Every so often, I have the privilege of being invited to a really classy dinner or party.
Most of the time, I’m completely out of my element when I’m at these events, so I do my best to “find a darkened corner” – to quote Johnny Cash - or identify someone in the crowd who looks as out of their element as I do.
Such was the case this past weekend, when Callie and I were invited to her cousin’s 50th wedding anniversary party in south Alabama.
They are as fantastic and hospitable a couple as you’ll ever meet, but I knew this was going to be a really classy event, so I immediately started to formulate a game plan when we arrived.
I want to make it clear. Everyone there was as friendly as they could be. I’ve just never been comfortable in social situations, especially when I don’t know most of the people in attendance.
I grabbed a cold beverage and sat beneath the giant tent in the backyard. This really didn’t help, because in my attempt to dress nicely, I was already sweating through the button-up dress shirt I had on.
A brief Gulf Coast rainstorm forced most of the party onto the porch of this beautiful riverside home. Callie and I, along with Ellie and Sarah and my in-laws, found a secluded screened-in area of the porch, and I was determined to hold my ground.
Just before dark, a buffet dinner was served, and I got up ever so briefly to fix a plate.
When I returned, there was a man in my seat, thumping his cigarette ashes into my empty Michelob Ultra can.
I started up a conversation with the man, who identified himself as Buster.
I could tell right off that this was my kind of guy, or at least we were equally out of our element.
“I would have been here earlier, but I was at church service tonight,” he said, with a thick southern drawl. “I’m an LEM. I’m sort of a bartender at communion.”
I gathered from this short dialogue that he is Episcopalian.
“LEM? What does that stand for?” I asked him, trying to give the conversation some momentum. He was halfway done with his cigarette, and I didn’t want to lose him after the last puff.
“Lay…Eucharistic…Minister?” he replied.
It took him a minute.
About that time, we were interrupted by a really ritzy-looking gent, who was decked out in white slacks, a white dress shirt and expensive sunglasses. He looked to be about 65 to 70 years old and in a much higher tithing bracket than myself.
He started talking to Buster about some excess fish that he had in his freezer that he wanted to donate, I guess for a church event, to which Buster gleefully accepted.
Then the man asked him, “did you get that shirt that I dropped off for you?”
“Yeah, I got it,” Buster said back to him. “I liked it, but my neighbor liked it even more, so I gave it to him.”
“I beg your pardon,” the man snapped.
“Yeah, he told me how much he liked it, so I told him to take it home with him,” Buster explained.
“What, you gave it to him off your back?” the man asked.
“No, it was just sitting there on my kitchen table,” Buster explained. “He said ‘I really like that shirt,’ so I said ‘take it home with you.’”

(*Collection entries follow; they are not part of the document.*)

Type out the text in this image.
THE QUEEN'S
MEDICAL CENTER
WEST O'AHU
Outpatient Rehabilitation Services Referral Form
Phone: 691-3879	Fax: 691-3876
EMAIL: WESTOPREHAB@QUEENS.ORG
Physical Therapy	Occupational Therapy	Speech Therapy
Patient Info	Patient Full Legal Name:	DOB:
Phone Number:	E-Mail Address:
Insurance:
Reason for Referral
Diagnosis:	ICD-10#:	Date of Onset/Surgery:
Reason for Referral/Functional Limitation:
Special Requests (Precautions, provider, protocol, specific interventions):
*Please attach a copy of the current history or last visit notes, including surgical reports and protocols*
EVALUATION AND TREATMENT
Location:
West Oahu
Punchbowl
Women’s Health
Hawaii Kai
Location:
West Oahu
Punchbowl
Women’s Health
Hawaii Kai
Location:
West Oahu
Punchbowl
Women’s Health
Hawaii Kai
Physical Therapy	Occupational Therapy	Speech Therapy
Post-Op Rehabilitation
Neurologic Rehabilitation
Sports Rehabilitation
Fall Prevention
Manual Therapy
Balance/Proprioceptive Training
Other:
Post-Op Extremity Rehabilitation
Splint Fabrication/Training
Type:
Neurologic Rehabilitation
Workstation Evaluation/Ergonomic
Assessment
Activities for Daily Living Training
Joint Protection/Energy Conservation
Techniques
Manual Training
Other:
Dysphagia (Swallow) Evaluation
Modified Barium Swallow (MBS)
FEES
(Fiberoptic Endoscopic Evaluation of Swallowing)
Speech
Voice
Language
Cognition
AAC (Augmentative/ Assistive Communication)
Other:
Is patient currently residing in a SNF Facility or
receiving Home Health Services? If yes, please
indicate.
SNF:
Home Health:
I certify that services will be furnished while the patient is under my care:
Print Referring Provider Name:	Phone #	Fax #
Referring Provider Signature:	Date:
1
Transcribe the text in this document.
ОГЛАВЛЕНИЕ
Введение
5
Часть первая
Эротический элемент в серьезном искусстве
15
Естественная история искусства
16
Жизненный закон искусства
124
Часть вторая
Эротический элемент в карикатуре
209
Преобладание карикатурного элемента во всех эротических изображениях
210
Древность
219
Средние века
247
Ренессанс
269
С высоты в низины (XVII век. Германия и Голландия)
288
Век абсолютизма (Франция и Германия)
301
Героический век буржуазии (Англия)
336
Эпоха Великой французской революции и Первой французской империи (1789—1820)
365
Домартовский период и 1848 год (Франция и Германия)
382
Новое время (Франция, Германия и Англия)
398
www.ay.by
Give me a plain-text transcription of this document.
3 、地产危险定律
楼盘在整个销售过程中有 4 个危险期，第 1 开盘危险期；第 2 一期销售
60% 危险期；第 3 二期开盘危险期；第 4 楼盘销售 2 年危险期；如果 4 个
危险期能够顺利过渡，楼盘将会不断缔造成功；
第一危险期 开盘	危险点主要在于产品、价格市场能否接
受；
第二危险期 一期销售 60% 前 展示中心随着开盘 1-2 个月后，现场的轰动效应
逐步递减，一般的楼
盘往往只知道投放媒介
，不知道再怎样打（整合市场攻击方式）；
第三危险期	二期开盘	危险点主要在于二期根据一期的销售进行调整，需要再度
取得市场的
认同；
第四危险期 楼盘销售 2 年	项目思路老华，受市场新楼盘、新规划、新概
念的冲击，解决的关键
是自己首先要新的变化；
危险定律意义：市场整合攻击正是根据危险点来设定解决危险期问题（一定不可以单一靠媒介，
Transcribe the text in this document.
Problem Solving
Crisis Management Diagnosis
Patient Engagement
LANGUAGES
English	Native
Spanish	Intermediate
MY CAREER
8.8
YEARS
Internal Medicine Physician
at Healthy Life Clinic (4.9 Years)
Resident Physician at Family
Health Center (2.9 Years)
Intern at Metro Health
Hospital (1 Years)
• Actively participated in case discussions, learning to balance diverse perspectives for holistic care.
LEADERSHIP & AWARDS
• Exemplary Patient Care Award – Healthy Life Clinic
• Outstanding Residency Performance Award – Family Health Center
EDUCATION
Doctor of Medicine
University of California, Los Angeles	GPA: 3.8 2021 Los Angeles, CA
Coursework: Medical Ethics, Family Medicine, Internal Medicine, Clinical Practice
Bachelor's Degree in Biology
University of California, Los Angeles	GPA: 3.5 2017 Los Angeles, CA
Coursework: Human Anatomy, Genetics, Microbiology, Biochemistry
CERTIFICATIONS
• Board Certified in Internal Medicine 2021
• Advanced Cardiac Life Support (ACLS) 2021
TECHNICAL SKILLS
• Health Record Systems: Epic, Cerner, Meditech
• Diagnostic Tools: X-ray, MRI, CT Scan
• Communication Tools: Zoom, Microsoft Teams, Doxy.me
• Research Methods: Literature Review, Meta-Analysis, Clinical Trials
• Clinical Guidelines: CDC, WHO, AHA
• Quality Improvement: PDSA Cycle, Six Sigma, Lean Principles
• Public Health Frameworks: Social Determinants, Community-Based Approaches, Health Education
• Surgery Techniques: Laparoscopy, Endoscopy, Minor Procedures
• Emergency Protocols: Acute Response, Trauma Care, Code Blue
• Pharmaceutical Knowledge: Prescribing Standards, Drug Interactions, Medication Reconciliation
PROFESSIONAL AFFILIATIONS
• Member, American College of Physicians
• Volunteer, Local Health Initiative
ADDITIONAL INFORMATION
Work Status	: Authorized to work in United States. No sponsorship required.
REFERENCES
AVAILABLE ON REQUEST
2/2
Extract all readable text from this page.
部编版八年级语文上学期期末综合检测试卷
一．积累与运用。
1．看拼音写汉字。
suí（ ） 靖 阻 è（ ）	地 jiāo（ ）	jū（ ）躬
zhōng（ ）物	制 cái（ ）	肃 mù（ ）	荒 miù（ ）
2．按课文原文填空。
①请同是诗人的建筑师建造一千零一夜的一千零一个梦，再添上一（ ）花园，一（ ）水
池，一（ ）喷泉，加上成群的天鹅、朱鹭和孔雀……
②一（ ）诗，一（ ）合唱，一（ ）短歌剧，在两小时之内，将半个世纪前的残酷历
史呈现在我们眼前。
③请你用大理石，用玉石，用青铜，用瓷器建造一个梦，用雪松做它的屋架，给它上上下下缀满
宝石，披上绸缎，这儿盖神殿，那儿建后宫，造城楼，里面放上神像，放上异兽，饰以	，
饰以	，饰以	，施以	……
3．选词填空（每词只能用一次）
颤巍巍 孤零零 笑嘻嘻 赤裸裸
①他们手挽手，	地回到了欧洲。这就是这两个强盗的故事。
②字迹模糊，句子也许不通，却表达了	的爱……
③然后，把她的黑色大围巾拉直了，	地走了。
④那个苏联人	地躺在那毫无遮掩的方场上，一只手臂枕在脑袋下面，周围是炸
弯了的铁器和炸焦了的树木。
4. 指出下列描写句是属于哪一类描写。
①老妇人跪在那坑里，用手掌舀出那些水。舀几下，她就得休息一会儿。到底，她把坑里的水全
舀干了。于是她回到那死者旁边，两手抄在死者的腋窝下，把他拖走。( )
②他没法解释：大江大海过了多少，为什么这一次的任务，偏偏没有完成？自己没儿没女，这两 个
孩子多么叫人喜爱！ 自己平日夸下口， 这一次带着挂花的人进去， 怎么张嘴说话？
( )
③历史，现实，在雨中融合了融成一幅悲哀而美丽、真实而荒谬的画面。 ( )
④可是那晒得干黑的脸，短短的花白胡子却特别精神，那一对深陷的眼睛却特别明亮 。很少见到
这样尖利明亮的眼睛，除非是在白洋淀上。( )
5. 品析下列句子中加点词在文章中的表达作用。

The man was noticeably offended by this point, and Buster tried with all his might to remove his foot from his mouth.
“You see, I don’t wear shirts without pockets,” Buster said. “I can’t stand them.”
The man and I both looked at Buster’s attire, and what do ya know, he was wearing a pocketless shirt.
Buster looked desperate.
“The only reason I’m wearing this shirt here without a pocket is because my wife made me,” Buster said. It was too late. He had managed to cram both feet in his mouth at the same time.
The man turned around and let the screen door slam behind him, and I continued my conversation with Buster.
“So you’re a lay leader in the Episcopal Church?” I said.
“Yes sir,” he said proudly. “I can give communion, and I can give you your last rights.”
Given how I was in need of just one of those services at the time, I took the conversation down the path of communion.
“Now you don’t have to be Episcopalian to take communion at our church,” he assured me. “Just as long as you’re a baptized Christian, we don’t care. You can be Baptist, Methodist or Orthodox Jew. We don’t care, as long as you’re a Christian.”
By this time, he had finished his cigarette and was getting up to leave, but his parting words were a reminder that he was qualified to give me my last rights should the opportunity ever arise.
That entire sequence of events took all of six minutes, but it relaxed me enough to where I was comfortable mingling about for the rest of the night.
By the end of the night, I realized that even if I did feel out of place, I left with both feet on the floor and not in my mouth.